BAD HERSFELD Das tapfere Schneiderlein feiert Premiere

Festspiele: Sieben auf einen Streich - wird mit Ehrfurcht und Respekt belohnt

15.06.17 - Zwei Riesen töten, ein Einhorn zähmen und ein Wildschwein einfangen wie im Grimm-Originalmärchen beschrieben, muss „Das tapfere Schneiderlein“ im diesjährigen Festspielmärchen, das am Dienstag im Theaterzelt im Festspielpark vor der Stiftsruine Premiere feierte, nicht. Im übertragenen Sinne hat es Fritz Zwibbel, so ist der Name des tapferen Schneiderleins, dennoch mit Riesen zu tun, die in den Figuren des mächtigen Generals (Andrés Mendez) und der klugen Finanzministerin Ursula von Laschet  (Elisabeth Degen) die Überheblichkeit der Großen und Mächtigen symbolisieren. Wie immer in ihren überarbeiteten Fassungen des inzwischen dritten Grimm-Märchens verwendet Autorin Franziska Reichenbacher zwar die Motive, hat aber auch neue Figuren und weitere Themen erfunden.

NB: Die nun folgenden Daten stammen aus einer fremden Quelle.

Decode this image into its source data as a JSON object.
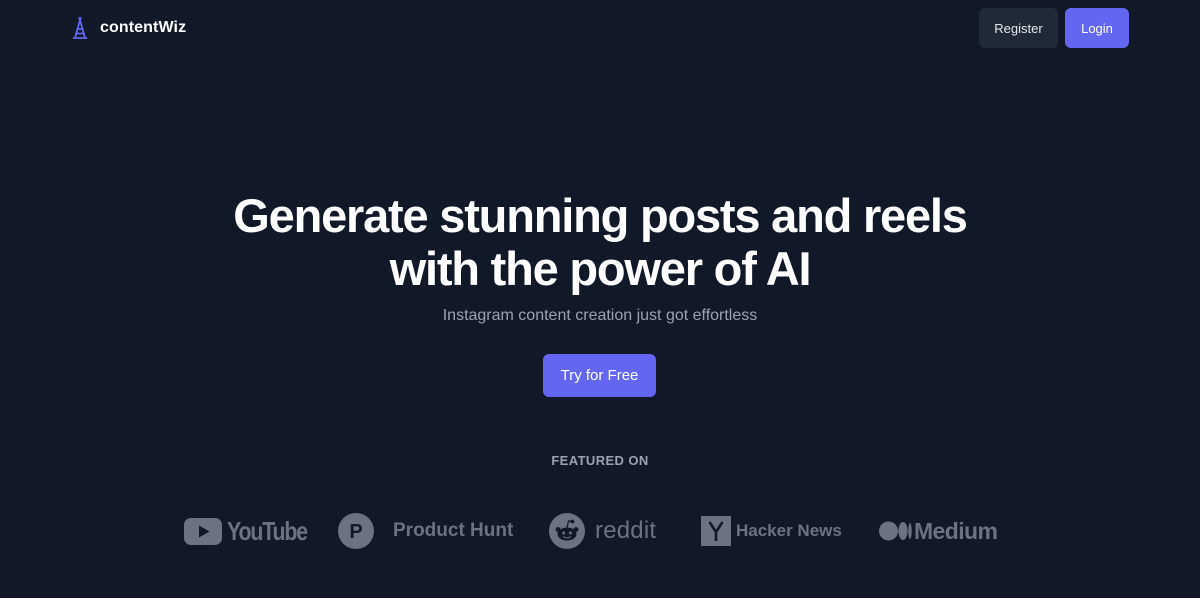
{
  "brand": {
    "name": "contentWiz",
    "logo_icon": "tower-icon",
    "logo_color": "#6366f1"
  },
  "nav": {
    "register_label": "Register",
    "login_label": "Login"
  },
  "hero": {
    "title_line1": "Generate stunning posts and reels",
    "title_line2": "with the power of AI",
    "subtitle": "Instagram content creation just got effortless",
    "cta_label": "Try for Free"
  },
  "featured": {
    "label": "FEATURED ON",
    "logos": [
      {
        "name": "YouTube",
        "icon": "youtube-icon"
      },
      {
        "name": "Product Hunt",
        "icon": "product-hunt-icon"
      },
      {
        "name": "reddit",
        "icon": "reddit-icon"
      },
      {
        "name": "Hacker News",
        "icon": "hacker-news-icon"
      },
      {
        "name": "Medium",
        "icon": "medium-icon"
      }
    ]
  },
  "colors": {
    "background": "#111827",
    "accent": "#6366f1",
    "secondary_button": "#1f2937",
    "muted_text": "#9ca3af",
    "logo_gray": "#6b7280"
  }
}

Bereits im vergangenen Jahr hat sich das Theaterzelt bewährt. Dieses Jahr ist es noch größer, bietet 120 Sitzplätze auf einer Tribüne mit bester Sicht von jedem Platz und vor allem ähnelt es bewusst einem Zirkuszelt mit Manege, die universal bespielt werden kann. Die wunderbare, von Julia Klomfaß eigens komponierte Musik tut ein Übriges, eine märchenhafte Atmosphäre zu schaffen. Schon das Rattern einer Nähmaschine aus dem Off lässt die Fantasie spielen und verknüpft sich mit der ersten Szene, in der das tapfere Schneiderlein in seiner Werkstatt sitzt und näht. Seine beste Freundin Elli (Neele Pettig) weiß, dass ihr lieber, immer freundlicher Freund, der sich nicht durchsetzen kann, keiner Fliege was zuleide tun kann. An diesem Tag rettet er in ihrem Beisein sieben Fliegen, deren aufdringliches Summen im gesamten Theaterzelt gut zu hören ist.

Elli schenkt ihm daraufhin zum Spaß einen Gürtel mit der Aufschrift „Sieben auf einen Streich“, bevor ihr der Spaß vergeht. Aufgrund einer Verwechslung betritt Prinzessin Caroline (Sarah Elena Timpe) die bescheidene Werkstatt, wähnt sich allerdings in einem edlen Maßatelier und reklamiert mit arrogantem Auftreten ihr Designer-Jäckchen, das angeblich hier gefertigt wurde. Sie fordert, dass Zwibbel ihr das gute Stück nach der Reparatur ins Schloss zurück bringt. Elli schimpft: „Du lässt dich für etwas anschreien, wofür du gar nichts kannst“. Sie erwartet von ihm, dass er seinen Lohn für seine Arbeit einfordert.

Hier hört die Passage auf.